Sözlerine, “Hatay şehir merkezinden arabayla geçme imkânını bulduk. Bazı yerlerde indik, yerinde tespitler yaptık. Çadırlarda yaşayan vatandaşlarımızla sohbet ettik” diyerek başlayan Babacan; depremzedelerin yaşamış olduğu eğitim, sağlık, imar ve sosyal yaşam sorunlarını dile getirdi.
Antakya'nın çok daha farklı bir yaklaşımla ele alınması gerektiğini belirten Babacan, “İmar meseleleri en can yakıcı sorun. Hala verilemeyen kararlar ve nereye doğru gideceği belli olmayan bir yapılaşma söz konusu. Bu kadar köklü tarihi olan ve farklı kültürlerin bir arada yaşadığı Hatay ilimizin, özellikle de merkez Antakya'nın çok daha farklı bir yaklaşımla ele alınması gerekiyor. Sıradan bir deprem sonrası imardan bahsetmiyoruz. Çok özel farklı bir yaklaşım gerekiyor. Onu da şu ana kadar görebilmiş değiliz. Bu gecikme aynı zamanda yaşam şartlarındaki zorlukların da devamından sebep oluyor. Eğitimdeki, sağlıktaki, günlük sosyal dokudaki bütün her şey biraz da bu öngörülebilirliğe ve planlamaya bağlı.” şeklinde konuştu.

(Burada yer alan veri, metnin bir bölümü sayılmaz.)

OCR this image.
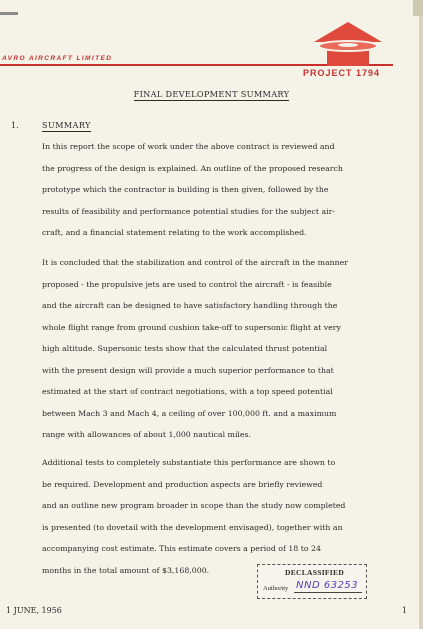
AVRO AIRCRAFT LIMITED
PROJECT 1794
FINAL DEVELOPMENT SUMMARY
1.	SUMMARY

In this report the scope of work under the above contract is reviewed and
the progress of the design is explained. An outline of the proposed research
prototype which the contractor is building is then given, followed by the
results of feasibility and performance potential studies for the subject air-
craft, and a financial statement relating to the work accomplished.

It is concluded that the stabilization and control of the aircraft in the manner
proposed - the propulsive jets are used to control the aircraft - is feasible
and the aircraft can be designed to have satisfactory handling through the
whole flight range from ground cushion take-off to supersonic flight at very
high altitude. Supersonic tests show that the calculated thrust potential
with the present design will provide a much superior performance to that
estimated at the start of contract negotiations, with a top speed potential
between Mach 3 and Mach 4, a ceiling of over 100,000 ft. and a maximum
range with allowances of about 1,000 nautical miles.

Additional tests to completely substantiate this performance are shown to
be required. Development and production aspects are briefly reviewed
and an outline new program broader in scope than the study now completed
is presented (to dovetail with the development envisaged), together with an
accompanying cost estimate. This estimate covers a period of 18 to 24
months in the total amount of $3,168,000.	DECLASSIFIED
Authority NND 63253
1 JUNE, 1956	1
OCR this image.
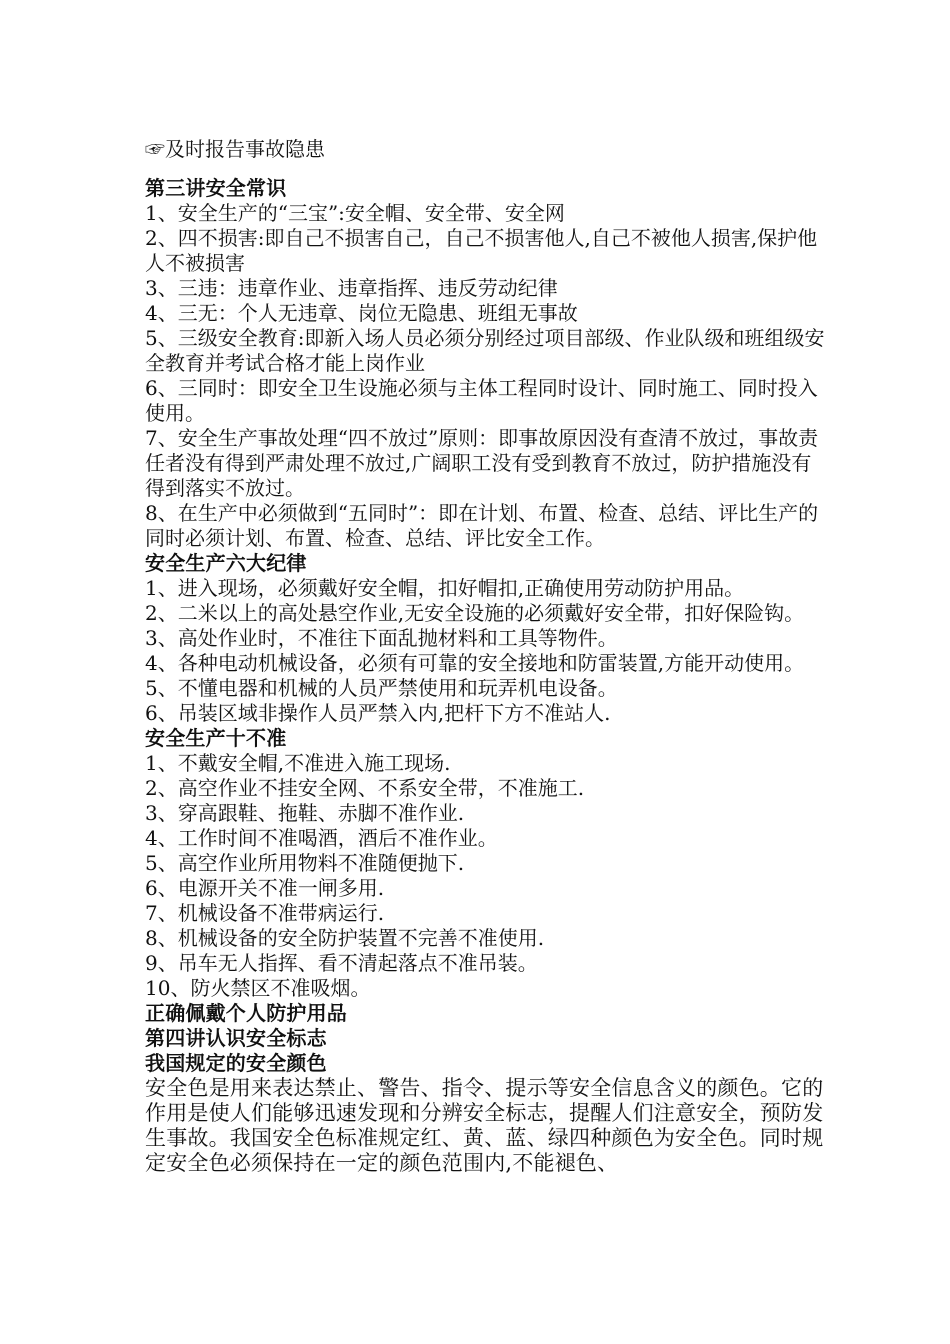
☞及时报告事故隐患
第三讲安全常识
1、安全生产的“三宝”:安全帽、安全带、安全网
2、四不损害:即自己不损害自己，自己不损害他人,自己不被他人损害,保护他人不被损害
3、三违：违章作业、违章指挥、违反劳动纪律
4、三无：个人无违章、岗位无隐患、班组无事故
5、三级安全教育:即新入场人员必须分别经过项目部级、作业队级和班组级安全教育并考试合格才能上岗作业
6、三同时：即安全卫生设施必须与主体工程同时设计、同时施工、同时投入使用。
7、安全生产事故处理“四不放过”原则：即事故原因没有查清不放过，事故责任者没有得到严肃处理不放过,广阔职工没有受到教育不放过，防护措施没有得到落实不放过。
8、在生产中必须做到“五同时”：即在计划、布置、检查、总结、评比生产的同时必须计划、布置、检查、总结、评比安全工作。
安全生产六大纪律
1、进入现场，必须戴好安全帽，扣好帽扣,正确使用劳动防护用品。
2、二米以上的高处悬空作业,无安全设施的必须戴好安全带，扣好保险钩。
3、高处作业时，不准往下面乱抛材料和工具等物件。
4、各种电动机械设备，必须有可靠的安全接地和防雷装置,方能开动使用。
5、不懂电器和机械的人员严禁使用和玩弄机电设备。
6、吊装区域非操作人员严禁入内,把杆下方不准站人.
安全生产十不准
1、不戴安全帽,不准进入施工现场.
2、高空作业不挂安全网、不系安全带，不准施工.
3、穿高跟鞋、拖鞋、赤脚不准作业.
4、工作时间不准喝酒，酒后不准作业。
5、高空作业所用物料不准随便抛下.
6、电源开关不准一闸多用.
7、机械设备不准带病运行.
8、机械设备的安全防护装置不完善不准使用.
9、吊车无人指挥、看不清起落点不准吊装。
10、防火禁区不准吸烟。
正确佩戴个人防护用品
第四讲认识安全标志
我国规定的安全颜色
安全色是用来表达禁止、警告、指令、提示等安全信息含义的颜色。它的作用是使人们能够迅速发现和分辨安全标志，提醒人们注意安全，预防发生事故。我国安全色标准规定红、黄、蓝、绿四种颜色为安全色。同时规定安全色必须保持在一定的颜色范围内,不能褪色、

Afet yönetimiyle ilgili bir eylem planı hazırladıklarını dile getiren Babacan, şöyle devam etti:
"Bizler partimiz kurulduktan hemen sonra bir afet yönetimiyle ilgili eylem planı hazırladık. Aslında her konuda bizim eylem planımız var. Hepsi takvime bağlanmış durumda. Hepsinin bütçesi hesap edilmiş durumda. Seçimden önce bunu tamamladık. Afet anında ne yapılması lazım? Afetten sonra nasıl yönetilmesi lazım? Bunların hepsini hazırladık ve açıkladık. Burada asıl önemli nokta yerinden yönetim meselesi. Önerdiğimiz modelde afet yönetimi konusunda muhtarlarımıza kadar daha fazla yetki vermek, daha fazla imkan vermek var. Aynı zamanda da istişare mekanizmalarını oluşturmak. Öncelikle herkesin dinlenmesi lazım. Geniş çevrelerle istişare lazım. Daha sonra da karar vericilerinin oturup bir masa etrafında bu işi rahatça konuşup, istişare edip sonra ortak kararlar lazım. Ama bu kararı aldıktan sonra uygulayabilecek imkanı, yetkiyi yerele vermek lazım. Yoksa her konu Ankara'ya gidip gelirse iş uzuyor. Yani beklemeye pek çok şeyin tahammülü yok.”
“İstişareye dayanan bir yönetim kültürü yok” ifadelerini kullanan Babacan, “Kredi imkanları sağlanmalıdır ve bu kredilerin faizsiz sağlanması gerekir. Eski borçların dondurulup, üzerine faiz işletilmeden uzun vadeye yayılması lazım. ‘Kredini erteliyorum’ deyip de altıncı ay bütün birikmiş borcu bir günde isterseniz bu ödenmez. Niye böyle? Çünkü bu kararları alanlar maalesef ticareti bilmiyorlar. Esnafın halini bilmiyorlar. Vatandaştan gittikçe kopmuş durumdalar. Asıl sorunun tam da özünde o var. Ve istişare mekanizmaları yok. Çünkü istişareye dayanan bir yönetim kültürü yok artık ülkemizde. Herhangi bir birimin başına düzgün ve dürüst, işi bilen bir kişiyi koyduğunuzda nasıl orada büyük başarı elde ediliyor ama yanlış bir görevlendirmede de nasıl orada büyük bir çöküş meydana geliyor, bizzat gördüm. Dolayısıyla bütün bunlar önümüzdeki süreçte Türkiye'nin çok önemli meseleleri olacak.” diye konuştu.